Tip DC 5: Keep a notepad to jot down notes by your bed
A simple one now: go to bed with a notepad by your side. The best ideas bubble up from your subconscious when you are drifting off in thought about something else. Finding good ideas can be like looking for something in the dark: often you can only see it in your peripheral vision.
Ben’s comment: I find this to be true, but I also found it to be somewhat disturbing when trying to be well-rested. It’s probably an issue of my own as I am a nervous lil munchkin.

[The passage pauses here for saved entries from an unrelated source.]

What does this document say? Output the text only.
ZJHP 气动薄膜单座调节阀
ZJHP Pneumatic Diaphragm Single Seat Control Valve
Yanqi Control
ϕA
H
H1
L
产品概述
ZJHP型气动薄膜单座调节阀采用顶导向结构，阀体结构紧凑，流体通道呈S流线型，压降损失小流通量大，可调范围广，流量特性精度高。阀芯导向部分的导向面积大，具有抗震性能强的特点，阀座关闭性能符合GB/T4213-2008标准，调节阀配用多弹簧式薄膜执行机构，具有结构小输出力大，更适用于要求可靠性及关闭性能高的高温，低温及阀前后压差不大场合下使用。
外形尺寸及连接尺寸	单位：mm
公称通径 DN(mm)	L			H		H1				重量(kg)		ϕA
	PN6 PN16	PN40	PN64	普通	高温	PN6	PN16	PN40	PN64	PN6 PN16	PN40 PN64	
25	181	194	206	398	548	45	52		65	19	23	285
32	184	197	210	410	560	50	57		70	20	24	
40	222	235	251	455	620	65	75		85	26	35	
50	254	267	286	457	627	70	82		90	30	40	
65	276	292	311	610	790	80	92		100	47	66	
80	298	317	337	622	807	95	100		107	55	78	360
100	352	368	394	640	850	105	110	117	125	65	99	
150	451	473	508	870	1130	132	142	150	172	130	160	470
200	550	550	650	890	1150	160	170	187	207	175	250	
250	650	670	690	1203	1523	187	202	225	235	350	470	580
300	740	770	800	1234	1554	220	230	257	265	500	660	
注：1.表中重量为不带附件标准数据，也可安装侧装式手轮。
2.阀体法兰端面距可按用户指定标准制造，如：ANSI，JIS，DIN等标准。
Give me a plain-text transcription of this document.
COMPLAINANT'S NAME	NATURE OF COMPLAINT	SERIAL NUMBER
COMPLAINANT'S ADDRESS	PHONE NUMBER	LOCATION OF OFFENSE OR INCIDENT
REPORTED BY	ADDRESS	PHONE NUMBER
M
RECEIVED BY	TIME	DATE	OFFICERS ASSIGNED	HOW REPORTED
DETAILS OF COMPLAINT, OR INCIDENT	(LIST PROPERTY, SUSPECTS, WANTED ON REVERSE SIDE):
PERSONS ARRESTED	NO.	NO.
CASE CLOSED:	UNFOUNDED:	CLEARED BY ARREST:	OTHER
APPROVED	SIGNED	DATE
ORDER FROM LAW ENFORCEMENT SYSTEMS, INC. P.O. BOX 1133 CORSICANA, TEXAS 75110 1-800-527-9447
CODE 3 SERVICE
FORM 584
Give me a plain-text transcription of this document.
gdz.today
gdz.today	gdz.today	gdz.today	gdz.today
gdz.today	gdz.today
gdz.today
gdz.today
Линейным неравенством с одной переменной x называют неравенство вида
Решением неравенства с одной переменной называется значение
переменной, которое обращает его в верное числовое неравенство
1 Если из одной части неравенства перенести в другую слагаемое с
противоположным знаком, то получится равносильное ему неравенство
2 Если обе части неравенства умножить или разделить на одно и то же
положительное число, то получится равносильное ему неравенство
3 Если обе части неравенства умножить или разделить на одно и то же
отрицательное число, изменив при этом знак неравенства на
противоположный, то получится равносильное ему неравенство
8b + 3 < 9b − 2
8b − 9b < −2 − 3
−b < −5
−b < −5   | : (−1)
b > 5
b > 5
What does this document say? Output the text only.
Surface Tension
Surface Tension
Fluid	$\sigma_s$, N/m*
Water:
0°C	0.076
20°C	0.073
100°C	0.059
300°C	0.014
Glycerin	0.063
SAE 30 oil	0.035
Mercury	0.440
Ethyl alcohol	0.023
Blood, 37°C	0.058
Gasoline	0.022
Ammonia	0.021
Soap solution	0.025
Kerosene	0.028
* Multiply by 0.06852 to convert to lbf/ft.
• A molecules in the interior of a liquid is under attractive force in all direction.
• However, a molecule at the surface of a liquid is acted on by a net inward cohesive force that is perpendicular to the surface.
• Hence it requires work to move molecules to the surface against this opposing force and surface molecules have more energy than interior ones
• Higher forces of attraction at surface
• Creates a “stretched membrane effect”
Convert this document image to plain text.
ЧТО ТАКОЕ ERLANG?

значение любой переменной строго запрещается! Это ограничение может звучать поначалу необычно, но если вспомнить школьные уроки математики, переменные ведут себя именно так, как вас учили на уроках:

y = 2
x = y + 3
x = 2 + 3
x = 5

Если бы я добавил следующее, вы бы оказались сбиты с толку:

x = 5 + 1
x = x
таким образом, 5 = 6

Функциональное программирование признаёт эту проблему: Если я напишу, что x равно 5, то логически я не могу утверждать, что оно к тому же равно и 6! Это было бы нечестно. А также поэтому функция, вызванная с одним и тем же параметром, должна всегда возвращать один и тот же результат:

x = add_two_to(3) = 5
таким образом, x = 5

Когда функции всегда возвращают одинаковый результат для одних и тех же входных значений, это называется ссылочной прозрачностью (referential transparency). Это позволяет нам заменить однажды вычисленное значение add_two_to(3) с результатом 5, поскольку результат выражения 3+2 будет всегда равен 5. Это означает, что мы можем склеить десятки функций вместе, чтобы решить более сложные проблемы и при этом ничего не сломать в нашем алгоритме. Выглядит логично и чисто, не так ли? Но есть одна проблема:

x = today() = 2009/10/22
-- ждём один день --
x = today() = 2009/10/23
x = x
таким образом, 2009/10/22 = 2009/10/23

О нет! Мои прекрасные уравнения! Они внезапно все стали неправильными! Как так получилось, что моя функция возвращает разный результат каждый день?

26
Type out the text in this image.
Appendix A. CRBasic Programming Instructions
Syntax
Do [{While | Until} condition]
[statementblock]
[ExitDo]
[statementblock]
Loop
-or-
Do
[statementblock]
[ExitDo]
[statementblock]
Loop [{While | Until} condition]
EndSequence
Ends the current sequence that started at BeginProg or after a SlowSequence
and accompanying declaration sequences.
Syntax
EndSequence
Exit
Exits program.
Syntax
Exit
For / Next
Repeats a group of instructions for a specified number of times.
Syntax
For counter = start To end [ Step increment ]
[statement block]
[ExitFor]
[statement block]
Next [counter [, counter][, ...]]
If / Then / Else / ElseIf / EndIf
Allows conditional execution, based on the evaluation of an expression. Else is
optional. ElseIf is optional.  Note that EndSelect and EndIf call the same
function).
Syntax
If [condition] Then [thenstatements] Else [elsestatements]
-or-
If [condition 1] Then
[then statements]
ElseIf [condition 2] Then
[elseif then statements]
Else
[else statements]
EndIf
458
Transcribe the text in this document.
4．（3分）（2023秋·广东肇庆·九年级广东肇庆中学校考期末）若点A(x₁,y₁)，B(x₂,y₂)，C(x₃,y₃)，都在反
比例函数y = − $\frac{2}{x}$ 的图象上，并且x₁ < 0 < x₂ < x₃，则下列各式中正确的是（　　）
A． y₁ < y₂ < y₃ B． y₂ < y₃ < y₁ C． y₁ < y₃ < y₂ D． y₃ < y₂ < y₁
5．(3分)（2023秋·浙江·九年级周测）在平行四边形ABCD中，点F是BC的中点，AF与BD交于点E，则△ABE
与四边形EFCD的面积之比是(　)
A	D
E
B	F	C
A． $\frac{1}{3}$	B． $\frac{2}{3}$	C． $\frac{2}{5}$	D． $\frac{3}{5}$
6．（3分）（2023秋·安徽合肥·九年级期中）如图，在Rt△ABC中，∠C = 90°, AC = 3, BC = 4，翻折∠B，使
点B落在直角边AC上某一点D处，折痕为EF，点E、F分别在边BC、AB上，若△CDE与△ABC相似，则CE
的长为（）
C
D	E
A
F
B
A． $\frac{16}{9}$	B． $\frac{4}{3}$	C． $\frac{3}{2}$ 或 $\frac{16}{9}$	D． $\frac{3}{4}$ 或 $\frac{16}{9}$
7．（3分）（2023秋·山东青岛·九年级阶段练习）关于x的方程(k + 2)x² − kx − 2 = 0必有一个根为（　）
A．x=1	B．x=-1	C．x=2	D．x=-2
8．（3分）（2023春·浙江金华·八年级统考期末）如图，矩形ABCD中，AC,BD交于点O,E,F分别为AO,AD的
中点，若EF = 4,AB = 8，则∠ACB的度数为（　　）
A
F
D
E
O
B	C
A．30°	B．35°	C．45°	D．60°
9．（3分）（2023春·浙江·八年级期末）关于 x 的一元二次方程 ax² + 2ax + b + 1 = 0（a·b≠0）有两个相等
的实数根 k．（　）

Tip DC 6: Unproductive time can be productive
You’re in your office or at home. You’ve been staring at a blank page or code editor for 30 minutes and the words or code just aren’t flowing. So you decide maybe this just isn’t the day and go do something else.
That would be a mistake.
When working on a research problem you can’t measure productivity with lines of code or words of text per hour. Some days you’ll get 5 minutes of work done in a whole day. On others you might achieve 6 months of progress in a weekend. It might not feel like it, but any time you are focused on a problem you are generating fragments of ideas for your brain to chew on. If you break focus just because you haven’t written anything down, you interrupt the process. At the end of the day, you still might not have written anything. But one evening a week from then you might have a sudden insight you may not have had if you’d judged your progress by your word count.
Ben’s comment: certainly true! I naively thought that being an experimentalist would release me from constantly thinking about my problems away from the lab. However, I found that whenever I was stuck, I was thinking about the problems as I commuted or in the shower. While I physically removed myself from the problem, I found it fruitful to keep the gears going when doing something monotonous (e.g. a walk, shower, etc.).
Tip DC 7: When writing, stop writing when you still know what to write next
You spend a lot of time writing in grad school. You write code, you write papers, you write reports, and eventually you’ll write a small book for your PhD dissertation. At the end of each writing session make sure to stop when you still know what you will write for the next paragraph. It will be much easier to begin writing again at the start of the next session compared to if you had stopped at a more natural break point.
Also, I find it takes about 30 minutes of staring at a blank page before the words start to flow. Expect this, plan for it, and definitely don’t get up because you haven’t written a thing in 29 minutes.
Ben’s comment: this resonates with me a lot because I recently finished my thesis. If you are finding yourselves having a hard time starting, try this out! Starting and getting into the flow is often the hardest thing – once you start, you stop doubting yourself and are able to express your ideas much more fluidly. This is why it’s nice to brainstorm with others “to get the juices going” in projects, and also why it’s nice to have what I call “anchoring ideas” when explaining things (e.g. at your defence).
So that’s that! A sincere thanks to Deckard for their contribution because they offered a lot of insight (and foresight) into grad school and post-grad life. One overarching theme that I noticed while reading Deckard’s response is the importance of personal development alongside professional/academic development, although its separation can be fuzzy. Grad school is a significant character-building journey that tests not only your technical abilities, but also soft-skills such as stress, time, and project management. And this is a bit meta, but you will also practice mentorship skills as you become a senior in your research group. As Deckard demonstrates nicely, mentorship requires being self-aware and able to communicate what you learned to others.